Preferred has been making refunds to clients to cover the overcharges, but it still hasn’t improved its system for handling loan proceeds, according to the report by Peter A. Davidson.
The system is inexact, plagued with “human errors” in calculations, and “has and will result in some borrowers not receiving the correct interest refund,” Davidson said in his report.
Preferred specializes in high-interest second mortgages for clients with good credit histories but little or no home equity. The borrowers typically use the Preferred funds to consolidate big credit-card debts.
Preferred, operated by 30-year-old Todd Rodriguez, agreed on July 3 to pay $1 million to settle a Department of Corporations lawsuit. The suit accused it of delaying disbursement of loan proceeds to collect more interest and of falsifying documents to cover its tracks.
As part of the settlement, its No. 2 executive, Walter Villaume, resigned as president and agreed to be banned from the mortgage lending industry for life.
The company also accepted regulators’ demands that a monitor be installed to ensure that refunds are properly made.

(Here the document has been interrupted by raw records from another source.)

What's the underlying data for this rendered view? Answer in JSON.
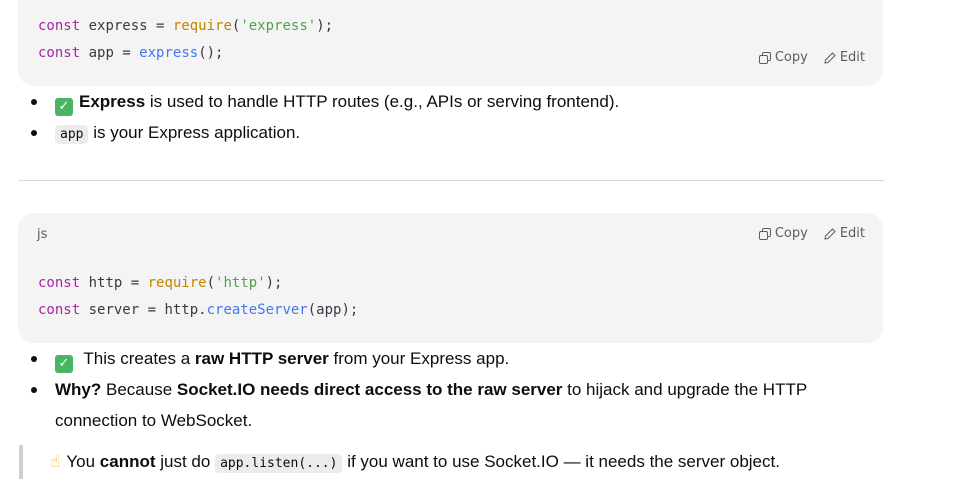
{
  "block1": {
    "lines": [
      [
        {
          "t": "const",
          "c": "kw"
        },
        {
          "t": " express = "
        },
        {
          "t": "require",
          "c": "fn"
        },
        {
          "t": "("
        },
        {
          "t": "'express'",
          "c": "str"
        },
        {
          "t": ");"
        }
      ],
      [
        {
          "t": "const",
          "c": "kw"
        },
        {
          "t": " app = "
        },
        {
          "t": "express",
          "c": "mth"
        },
        {
          "t": "();"
        }
      ]
    ],
    "copy_label": "Copy",
    "edit_label": "Edit"
  },
  "bullets1": {
    "item1": {
      "bold": "Express",
      "rest": " is used to handle HTTP routes (e.g., APIs or serving frontend)."
    },
    "item2": {
      "code": "app",
      "rest": " is your Express application."
    }
  },
  "block2": {
    "lang": "js",
    "lines": [
      [
        {
          "t": "const",
          "c": "kw"
        },
        {
          "t": " http = "
        },
        {
          "t": "require",
          "c": "fn"
        },
        {
          "t": "("
        },
        {
          "t": "'http'",
          "c": "str"
        },
        {
          "t": ");"
        }
      ],
      [
        {
          "t": "const",
          "c": "kw"
        },
        {
          "t": " server = http."
        },
        {
          "t": "createServer",
          "c": "mth"
        },
        {
          "t": "(app);"
        }
      ]
    ],
    "copy_label": "Copy",
    "edit_label": "Edit"
  },
  "bullets2": {
    "item1": {
      "pre": " This creates a ",
      "bold": "raw HTTP server",
      "rest": " from your Express app."
    },
    "item2": {
      "bold1": "Why?",
      "mid": " Because ",
      "bold2": "Socket.IO needs direct access to the raw server",
      "rest": " to hijack and upgrade the HTTP connection to WebSocket."
    }
  },
  "quote": {
    "pre": "You ",
    "bold": "cannot",
    "mid": " just do ",
    "code": "app.listen(...)",
    "rest": " if you want to use Socket.IO — it needs the server object."
  },
  "icons": {
    "check": "check-emoji-icon",
    "hand": "pointing-up-emoji-icon",
    "copy": "copy-icon",
    "edit": "edit-pencil-icon"
  }
}
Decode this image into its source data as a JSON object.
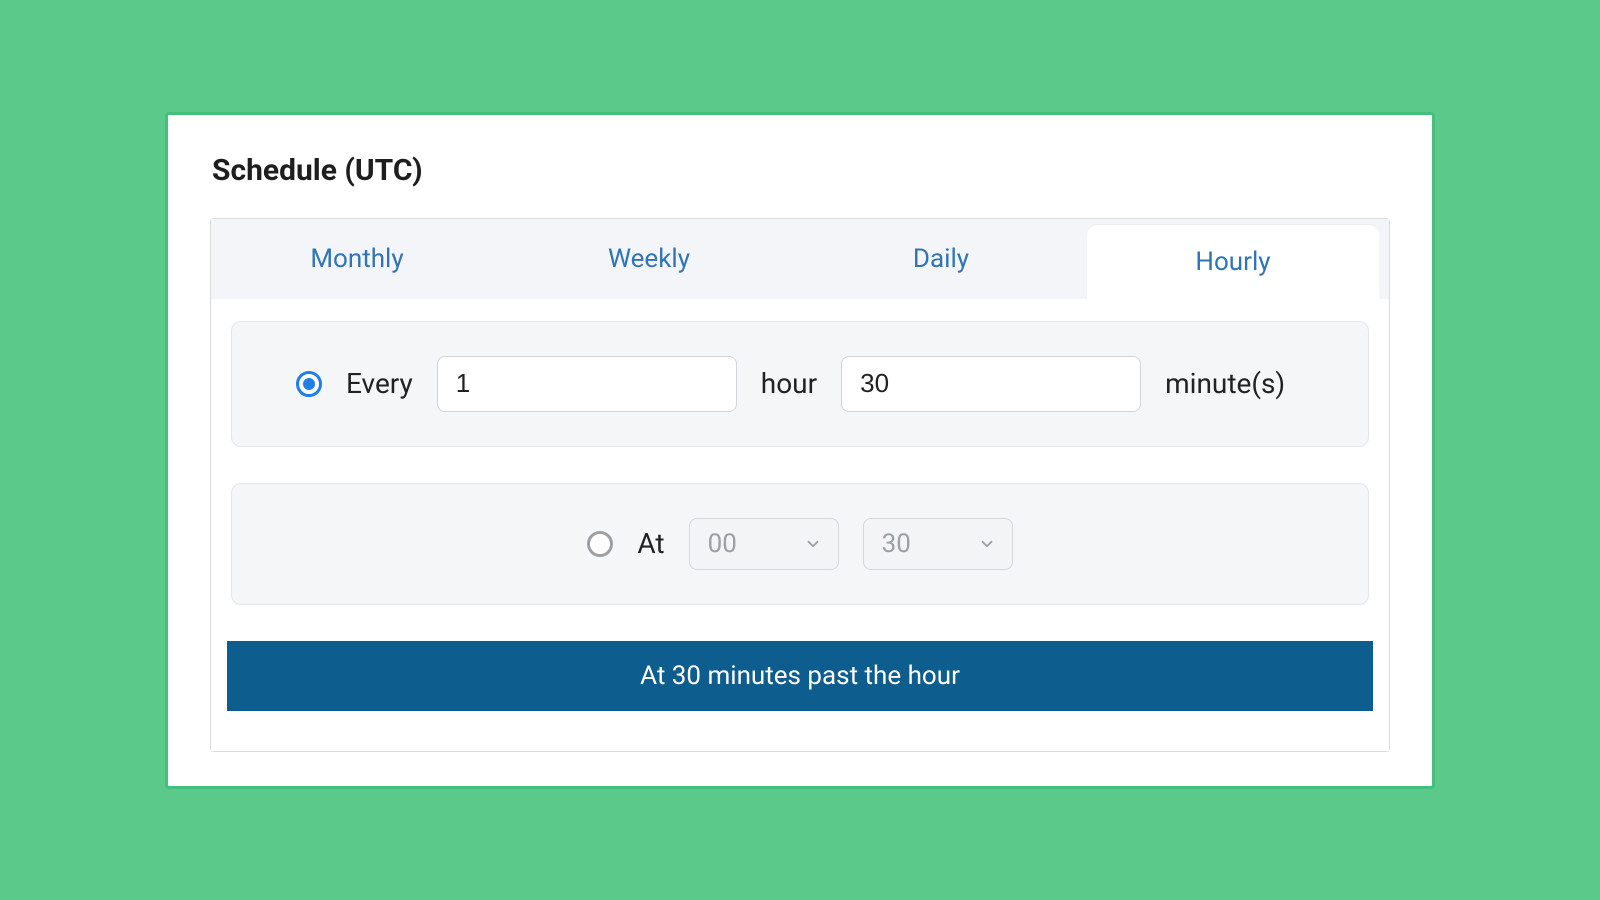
{
  "title": "Schedule (UTC)",
  "tabs": [
    {
      "label": "Monthly",
      "active": false
    },
    {
      "label": "Weekly",
      "active": false
    },
    {
      "label": "Daily",
      "active": false
    },
    {
      "label": "Hourly",
      "active": true
    }
  ],
  "every": {
    "selected": true,
    "label": "Every",
    "hours_value": "1",
    "hour_label": "hour",
    "minutes_value": "30",
    "minutes_label": "minute(s)"
  },
  "at": {
    "selected": false,
    "label": "At",
    "hour_value": "00",
    "minute_value": "30"
  },
  "summary": "At 30 minutes past the hour"
}
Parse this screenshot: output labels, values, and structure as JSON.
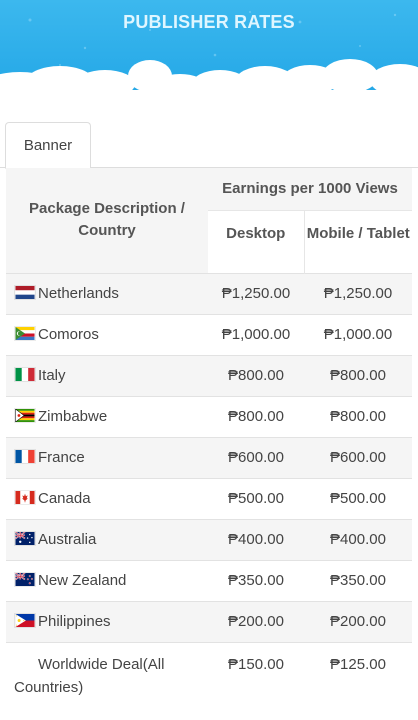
{
  "header": {
    "title": "PUBLISHER RATES",
    "bg_color": "#29aae8"
  },
  "tabs": [
    {
      "label": "Banner",
      "active": true
    }
  ],
  "table": {
    "col_package": "Package Description / Country",
    "col_earnings": "Earnings per 1000 Views",
    "col_desktop": "Desktop",
    "col_mobile": "Mobile / Tablet",
    "rows": [
      {
        "country": "Netherlands",
        "flag": "netherlands-flag-icon",
        "desktop": "₱1,250.00",
        "mobile": "₱1,250.00"
      },
      {
        "country": "Comoros",
        "flag": "comoros-flag-icon",
        "desktop": "₱1,000.00",
        "mobile": "₱1,000.00"
      },
      {
        "country": "Italy",
        "flag": "italy-flag-icon",
        "desktop": "₱800.00",
        "mobile": "₱800.00"
      },
      {
        "country": "Zimbabwe",
        "flag": "zimbabwe-flag-icon",
        "desktop": "₱800.00",
        "mobile": "₱800.00"
      },
      {
        "country": "France",
        "flag": "france-flag-icon",
        "desktop": "₱600.00",
        "mobile": "₱600.00"
      },
      {
        "country": "Canada",
        "flag": "canada-flag-icon",
        "desktop": "₱500.00",
        "mobile": "₱500.00"
      },
      {
        "country": "Australia",
        "flag": "australia-flag-icon",
        "desktop": "₱400.00",
        "mobile": "₱400.00"
      },
      {
        "country": "New Zealand",
        "flag": "new-zealand-flag-icon",
        "desktop": "₱350.00",
        "mobile": "₱350.00"
      },
      {
        "country": "Philippines",
        "flag": "philippines-flag-icon",
        "desktop": "₱200.00",
        "mobile": "₱200.00"
      },
      {
        "country": "Worldwide Deal(All Countries)",
        "flag": "",
        "desktop": "₱150.00",
        "mobile": "₱125.00"
      }
    ]
  }
}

When Davidson was appointed in July, $1.57 million already had been paid to 15,202 borrowers, with another 2,743 refunds to go.
In a report dated last Thursday, Davidson said that about 550 of the 15,202 borrowers received refunds that were too small by an average of $28 and as much as $134.10. In addition, hundreds of other refunds were too large--indicating what Davidson said was Preferred’s inability to calculate the amount due properly.
Davidson said Preferred appeared to be trying to safeguard against underpayments in its refunds.
A spokeswoman, Cecilia A. Wilkinson, said the company believes its system for reimbursing clients is adequate, and it intends to repay all overcharges in full.
But regulators still doubt the company is ready to fix things itself.
“They needed a monitor because the process was not self-enforcing,” McDonald said. “It’s clear there’s enough glitches in their internal procedures that they need to be looked at by someone from outside.”
A review by the Price Waterhouse accounting firm, he said, also showed that Preferred’s systems were inadequate. Of 40 under-payments found by Price Waterhouse, Preferred had identified only two. It also was unable to locate 16 of the 1,068 files that Price Waterhouse requested at random for a review.